From 20-23 I thought I had so many things, was going crazy, always stressed out - just like you I thought my mind wouldn't be able to cope, that I would eventually break myself. I'm now 30, and I'm not mad, not schizophrenic, nothing! I run a business, have a busy and active schedule and my brain is fully functioning and it's going to stay that way for many years to come

If you keep reading in to other medical conditions and matching your 'symptoms' to these you will start to think you have these too. This is how it works, your thoughts become unrealistic and negative and they happen automatically, because they are YOUR thoughts you believe them.

It is sometimes very hard to believe at first, but your thoughts are not the truth. Your anxiety is making you think things which are lies. The more you think about it the more you believe it and the more you look for evidence to support it the stronger and more frequent those thoughts get.
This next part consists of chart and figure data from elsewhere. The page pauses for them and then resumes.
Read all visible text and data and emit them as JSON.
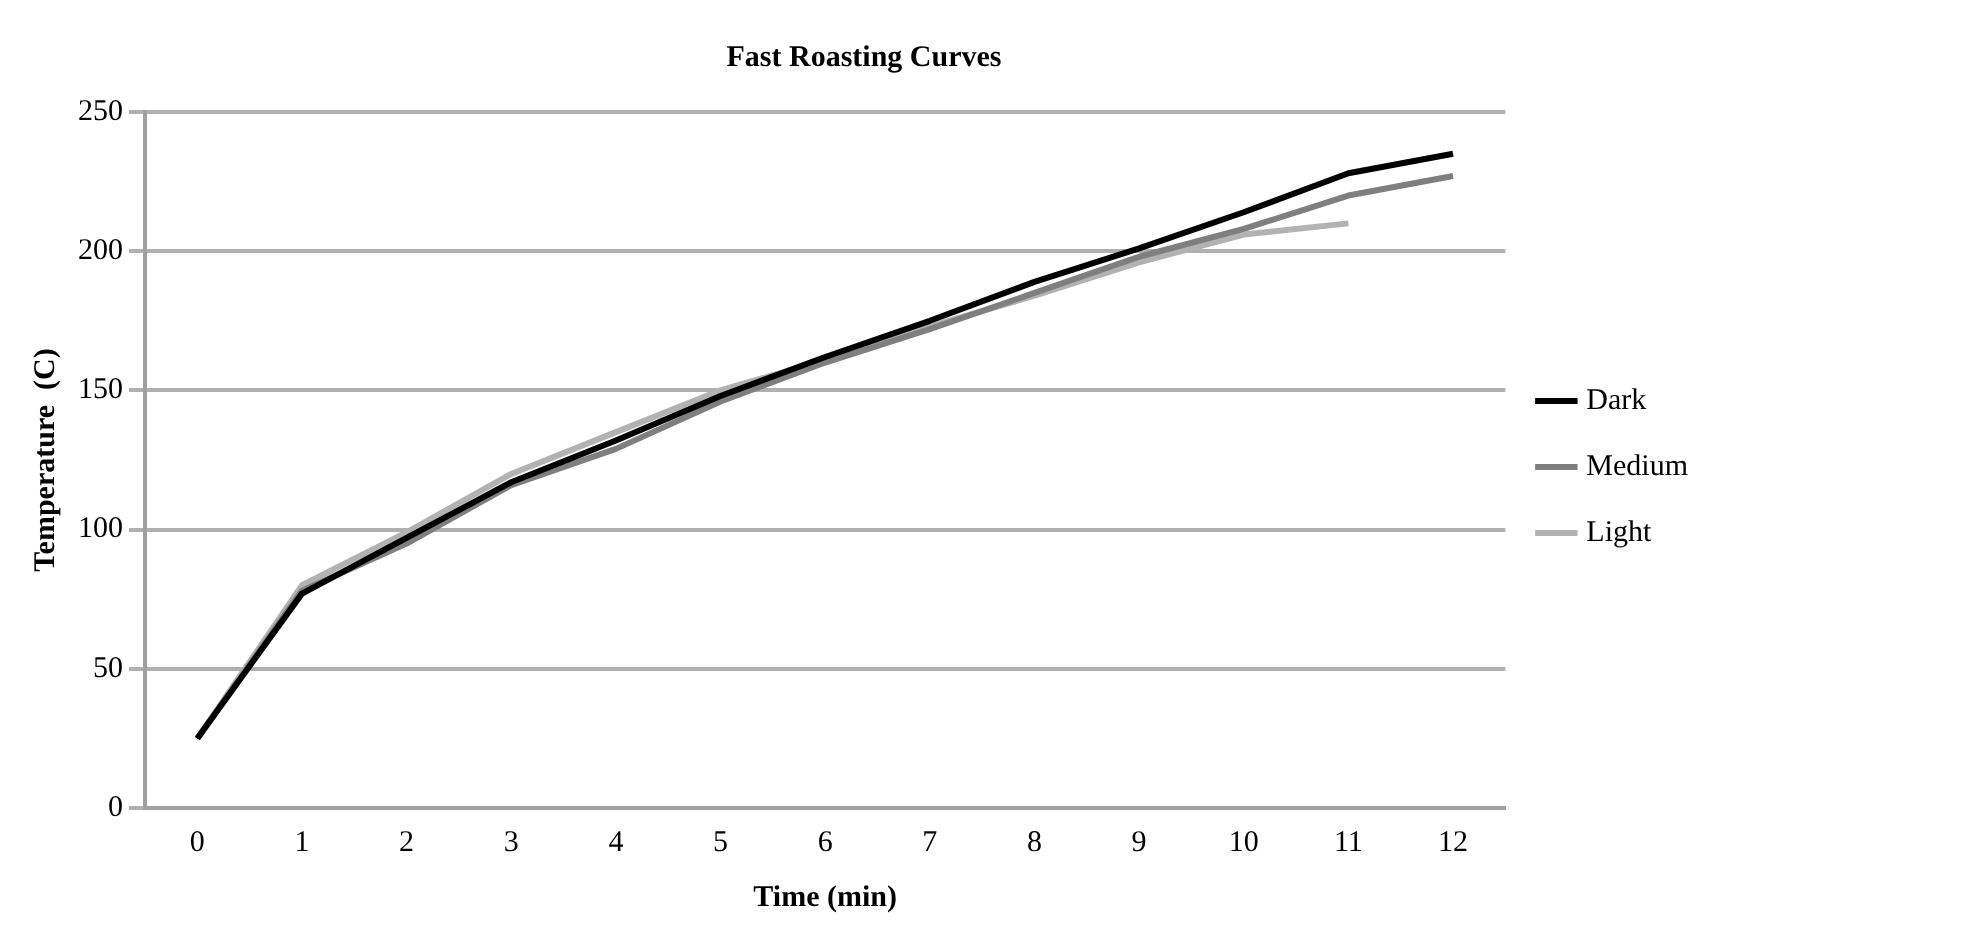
{
  "chart_data": {
    "type": "line",
    "title": "Fast Roasting Curves",
    "xlabel": "Time (min)",
    "ylabel": "Temperature  (C)",
    "categories": [
      "0",
      "1",
      "2",
      "3",
      "4",
      "5",
      "6",
      "7",
      "8",
      "9",
      "10",
      "11",
      "12"
    ],
    "series": [
      {
        "name": "Dark",
        "color": "#000000",
        "values": [
          25,
          77,
          97,
          117,
          132,
          148,
          162,
          175,
          189,
          201,
          214,
          228,
          235
        ]
      },
      {
        "name": "Medium",
        "color": "#7f7f7f",
        "values": [
          25,
          78,
          95,
          116,
          129,
          146,
          160,
          172,
          185,
          198,
          208,
          220,
          227
        ]
      },
      {
        "name": "Light",
        "color": "#b2b2b2",
        "values": [
          25,
          80,
          99,
          120,
          135,
          150,
          161,
          173,
          184,
          196,
          206,
          210,
          null
        ]
      }
    ],
    "ylim": [
      0,
      250
    ],
    "yticks": [
      0,
      50,
      100,
      150,
      200,
      250
    ],
    "grid": "y",
    "legend": "right",
    "marker": "none",
    "line_style": "solid"
  }
}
Stop reading anymore about it, learn how to untwist your thinking and understand when you anxiety is driving it. Keep busy (school work, projects, seeing friends), get some exercise, not just a nice walk, but something to really get your body going and mind focused on something else. Then repeat repeat repeat over and over until you have stopped those thoughts are no longer in the fore front of your mind.

They will only go if you do the right things to make them. Also, try and find someone you can talk to about it, someone who can help support and motivate you to keep going. You are not alone in what you are going through, millions have been here before, but at the moment you are at the hardest part, the bit where it is all new and where you have very little knowledge about it and how to stop it.

You can do it though.

Good luck

Hugo

sufferer1
12-04-2014, 09:55 AM
Dear Hugo,

thank you for your kind and thoughtful words. Really helped to lift my mood after a bad day. After reading your post, I got a thought "But what if you are actually going to go mad... etc", but now I try to recognise that it just stems from my anxiety, even though it seems so real every time. I'm glad there are people like you, really. ;)

Cheers

h_rock
12-04-2014, 10:11 AM
If you were going mad, you would not know it. You certainly would not care about it and you wouldn't spend all day thinking about it.
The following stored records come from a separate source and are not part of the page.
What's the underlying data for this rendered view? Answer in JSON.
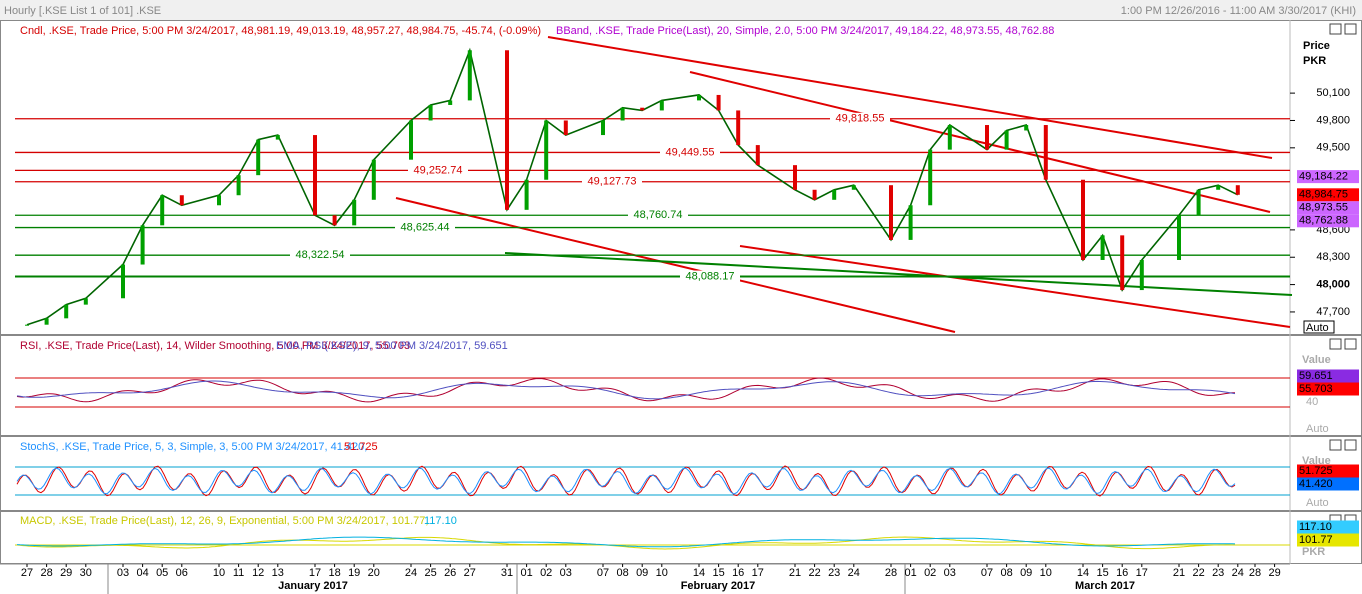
{
  "window": {
    "title": "Hourly [.KSE List 1 of 101] .KSE",
    "range": "1:00 PM 12/26/2016 - 11:00 AM 3/30/2017 (KHI)"
  },
  "price_panel": {
    "header_candle": "Cndl, .KSE, Trade Price, 5:00 PM 3/24/2017, 48,981.19, 49,013.19, 48,957.27, 48,984.75, -45.74, (-0.09%)",
    "header_bband": "BBand, .KSE, Trade Price(Last), 20, Simple, 2.0, 5:00 PM 3/24/2017, 49,184.22, 48,973.55, 48,762.88",
    "axis_title_1": "Price",
    "axis_title_2": "PKR",
    "scale_button": "Auto",
    "ylim": [
      47480,
      50880
    ],
    "yticks": [
      {
        "value": 50100,
        "label": "50,100"
      },
      {
        "value": 49800,
        "label": "49,800"
      },
      {
        "value": 49500,
        "label": "49,500"
      },
      {
        "value": 48600,
        "label": "48,600"
      },
      {
        "value": 48300,
        "label": "48,300"
      },
      {
        "value": 48000,
        "label": "48,000"
      },
      {
        "value": 47700,
        "label": "47,700"
      }
    ],
    "levels": [
      {
        "value": 49818.55,
        "label": "49,818.55",
        "color": "#d40000"
      },
      {
        "value": 49449.55,
        "label": "49,449.55",
        "color": "#d40000"
      },
      {
        "value": 49252.74,
        "label": "49,252.74",
        "color": "#d40000"
      },
      {
        "value": 49127.73,
        "label": "49,127.73",
        "color": "#d40000"
      },
      {
        "value": 48760.74,
        "label": "48,760.74",
        "color": "#008000"
      },
      {
        "value": 48625.44,
        "label": "48,625.44",
        "color": "#008000"
      },
      {
        "value": 48322.54,
        "label": "48,322.54",
        "color": "#008000"
      },
      {
        "value": 48088.17,
        "label": "48,088.17",
        "color": "#008000"
      }
    ],
    "value_boxes": [
      {
        "value": 49184.22,
        "label": "49,184.22",
        "color": "#cc66ff"
      },
      {
        "value": 48984.75,
        "label": "48,984.75",
        "color": "#ff0000"
      },
      {
        "value": 48973.55,
        "label": "48,973.55",
        "color": "#cc66ff"
      },
      {
        "value": 48762.88,
        "label": "48,762.88",
        "color": "#cc66ff"
      }
    ],
    "close": [
      47560,
      47630,
      47780,
      47850,
      48220,
      48650,
      48980,
      48870,
      48980,
      49200,
      49590,
      49640,
      48760,
      48650,
      48930,
      49370,
      49800,
      49970,
      50020,
      50570,
      48820,
      49150,
      49800,
      49640,
      49800,
      49940,
      49910,
      50020,
      50080,
      49910,
      49530,
      49310,
      49040,
      48930,
      49040,
      49090,
      48490,
      48870,
      49480,
      49750,
      49480,
      49690,
      49750,
      49150,
      48270,
      48540,
      47940,
      48270,
      48760,
      49040,
      49090,
      48984.75
    ]
  },
  "rsi_panel": {
    "header_rsi": "RSI, .KSE, Trade Price(Last), 14, Wilder Smoothing, 5:00 PM 3/24/2017, 55.703",
    "header_ema": "EMA, RSI(.KSE), 9, 5:00 PM 3/24/2017, 59.651",
    "value_title": "Value",
    "tick": 40,
    "scale_button": "Auto",
    "value_boxes": [
      {
        "value": 59.651,
        "label": "59.651",
        "color": "#8a2be2"
      },
      {
        "value": 55.703,
        "label": "55.703",
        "color": "#ff0000"
      }
    ]
  },
  "stoch_panel": {
    "header_main": "StochS, .KSE, Trade Price, 5, 3, Simple, 3, 5:00 PM 3/24/2017, 41.420,",
    "header_signal": "51.725",
    "value_title": "Value",
    "scale_button": "Auto",
    "value_boxes": [
      {
        "value": 51.725,
        "label": "51.725",
        "color": "#ff0000"
      },
      {
        "value": 41.42,
        "label": "41.420",
        "color": "#0070ff"
      }
    ]
  },
  "macd_panel": {
    "header_main": "MACD, .KSE, Trade Price(Last), 12, 26, 9, Exponential, 5:00 PM 3/24/2017, 101.77,",
    "header_signal": "117.10",
    "unit": "PKR",
    "value_boxes": [
      {
        "value": 117.1,
        "label": "117.10",
        "color": "#33ccff"
      },
      {
        "value": 101.77,
        "label": "101.77",
        "color": "#e6e600"
      }
    ]
  },
  "x_axis": {
    "days": [
      "27",
      "28",
      "29",
      "30",
      "03",
      "04",
      "05",
      "06",
      "10",
      "11",
      "12",
      "13",
      "17",
      "18",
      "19",
      "20",
      "24",
      "25",
      "26",
      "27",
      "31",
      "01",
      "02",
      "03",
      "07",
      "08",
      "09",
      "10",
      "14",
      "15",
      "16",
      "17",
      "21",
      "22",
      "23",
      "24",
      "28",
      "01",
      "02",
      "03",
      "07",
      "08",
      "09",
      "10",
      "14",
      "15",
      "16",
      "17",
      "21",
      "22",
      "23",
      "24",
      "28",
      "29"
    ],
    "months": [
      "January 2017",
      "February 2017",
      "March 2017"
    ]
  }
}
The truth is no mad person spends their time thinking about going mad. Someone with anxiety does.

Instead spend your time kicking ass in whatever you have to do. Life's for living, not letting it go by while you're busy thinking about every single issue and problem you could face.

I have a post on my blog called 'learning to live day by day' take a read as it might help you understand why you shouldn't worry about 'what might be', the site is below in my signature. The link can be found in the 'New? Start Here' page.

Life's about choice, the bit you have to get right is making the right choices for you.